The authors selected multiple large but incomplete datasets for influenza and for HIV on which to test their strategy. They first asked whether matrix completion could accurately predict missing values within a single study. Rather than immediately trying to infer the missing data, they first removed additional values (forming a validation set), ran their algorithm, and asked how accurately the validation set was recovered. While the algorithm unsurprisingly performed better the more data it was given, they found that even in cases in which 50% or more of the data had been removed, the error rate of the algorithm was similar to experimental error. For the flu study, they concluded that performing only 42% of the total measurements would have been sufficient to accurately infer the rest, while for the HIV study that number was as low as 27%.

Next, the authors merged the influenza datasets of several studies that used similar experimental methods to ask whether missing data could be inferred across studies, which is a daunting feat given the many issues with reproducibility. Surprisingly, they found that such cross-study inferences were also quite accurate. Matrix completion was less accurate when combining the disparate HIV datasets, which used different experimental methods. But even in this case, they noted, “the imputed data may contain useful information. For example, these predictions could differentiate between the weakest and strongest of the missing [antibody-virus] interactions.”

Aiming to determine how far they could push the limits of their method, the authors next asked whether existing data could be used to predict interactions of antibodies with new viral variants that emerge in the future. For this analysis, they used HIV data collected prior to 2017 to predict data collected after 2018. Again, this method could robustly predict the strongest antibody-virus interactions; only 20% of measurements were required to identify 80% of the strongest interactions in the post-2018 data.

Finally, the author stepped out of testing mode and applied matrix completion to computationally expand a recent dataset. For this work, they applied data from their model influenza study, which was published in 2014, to a new influenza study from 2021, to predict how sera from the later study would interact against many new viruses. There is hope that this predictive data will inform small-scale, targeted experimental testing to identify antibodies with potency against a greatly expanded set of viruses.

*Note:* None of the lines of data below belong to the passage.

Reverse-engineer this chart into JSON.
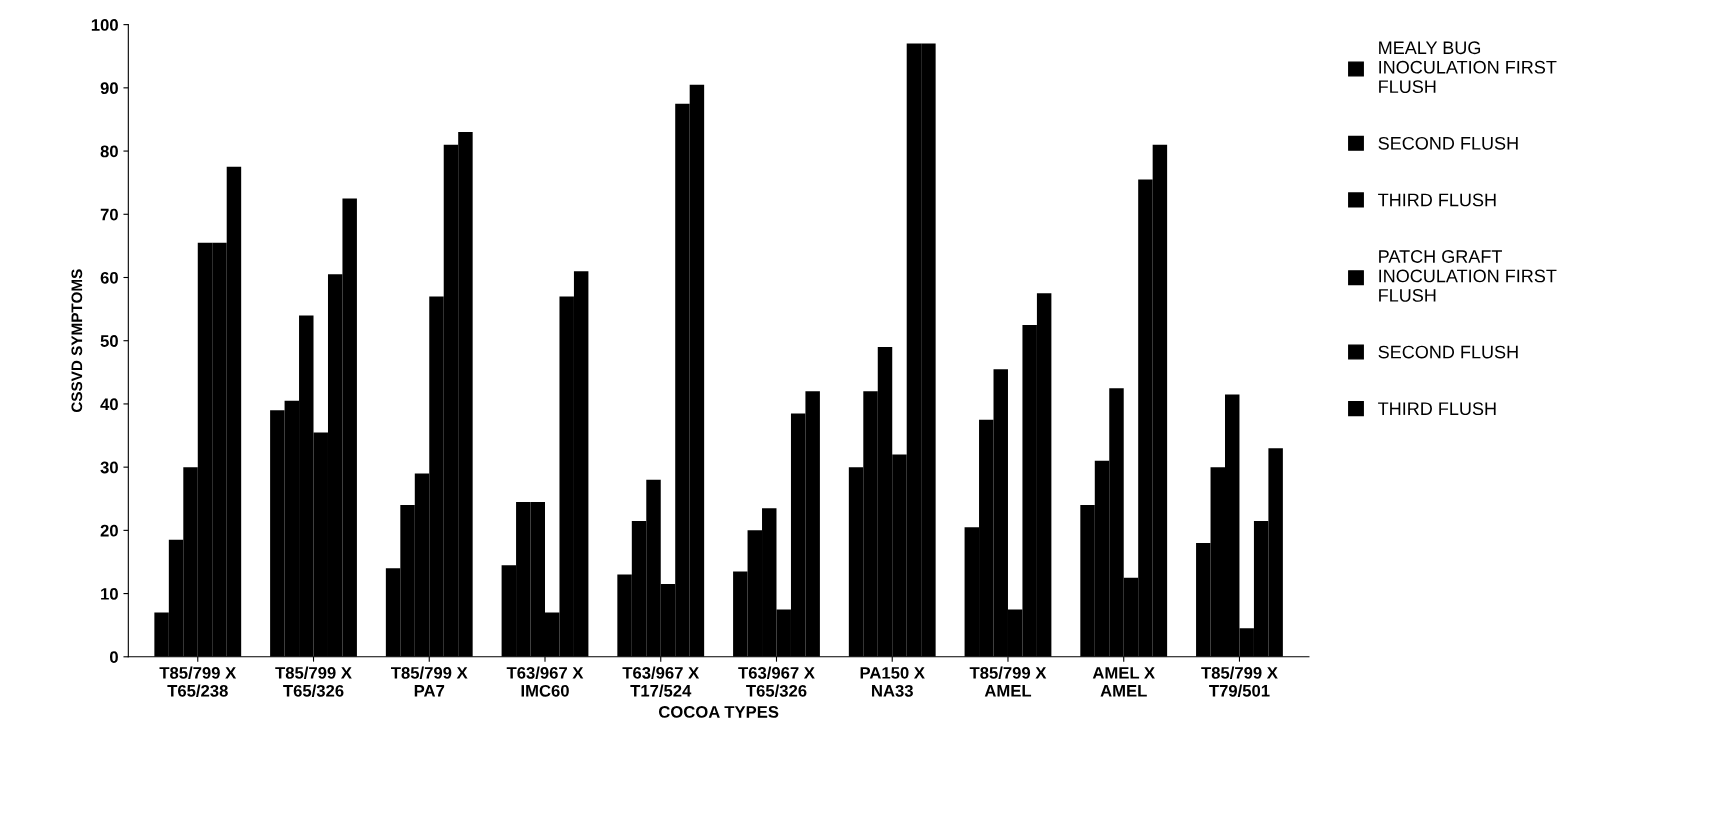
{
  "chart_data": {
    "type": "bar",
    "xlabel": "COCOA TYPES",
    "ylabel": "CSSVD SYMPTOMS",
    "categories": [
      "T85/799 X\nT65/238",
      "T85/799 X\nT65/326",
      "T85/799 X\nPA7",
      "T63/967 X\nIMC60",
      "T63/967 X\nT17/524",
      "T63/967 X\nT65/326",
      "PA150 X\nNA33",
      "T85/799 X\nAMEL",
      "AMEL X\nAMEL",
      "T85/799 X\nT79/501"
    ],
    "series": [
      {
        "name": "MEALY BUG\nINOCULATION FIRST\nFLUSH",
        "color": "#000000",
        "values": [
          7,
          39,
          14,
          14.5,
          13,
          13.5,
          30,
          20.5,
          24,
          18
        ]
      },
      {
        "name": "SECOND FLUSH",
        "color": "#000000",
        "values": [
          18.5,
          40.5,
          24,
          24.5,
          21.5,
          20,
          42,
          37.5,
          31,
          30
        ]
      },
      {
        "name": "THIRD FLUSH",
        "color": "#000000",
        "values": [
          30,
          54,
          29,
          24.5,
          28,
          23.5,
          49,
          45.5,
          42.5,
          41.5
        ]
      },
      {
        "name": "PATCH GRAFT\nINOCULATION FIRST\nFLUSH",
        "color": "#000000",
        "values": [
          65.5,
          35.5,
          57,
          7,
          11.5,
          7.5,
          32,
          7.5,
          12.5,
          4.5
        ]
      },
      {
        "name": "SECOND FLUSH",
        "color": "#000000",
        "values": [
          65.5,
          60.5,
          81,
          57,
          87.5,
          38.5,
          97,
          52.5,
          75.5,
          21.5
        ]
      },
      {
        "name": "THIRD FLUSH",
        "color": "#000000",
        "values": [
          77.5,
          72.5,
          83,
          61,
          90.5,
          42,
          97,
          57.5,
          81,
          33
        ]
      }
    ],
    "ylim": [
      0,
      100
    ],
    "yticks": [
      0,
      10,
      20,
      30,
      40,
      50,
      60,
      70,
      80,
      90,
      100
    ],
    "grid": false,
    "legend": "right"
  }
}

While this will be anathema to many scientists, missing data may in fact be a good thing, says Dr. Einav. “Nearly every dataset is plagued by missing values (e.g. a reagent may run out or an experiment goes awry), which can make it difficult to analyze data. But given an algorithm that predicts these missing values, we can flip this perspective and think of missing values as an asset. For time- and resource-intensive experiments, you don't want to carry out all measurements if you don't have to. And what we see time and again is that you don't need to - datasets often have a few simple underlying patterns, and once we learn those patterns we only need a fraction of the values to predict the entire dataset.” Discouraged scientists everywhere, rejoice.

This work was supported by the Damon Runyon Cancer Research Foundation and the Merkin Institute.

Einav T, Cleary B. Extrapolating missing antibody-virus measurements across serological studies. Cell Syst. 2022 Jul 20;13(7):561-573.e5. doi: 10.1016/j.cels.2022.06.001. Epub 2022 Jul 6. PMID: 35798005.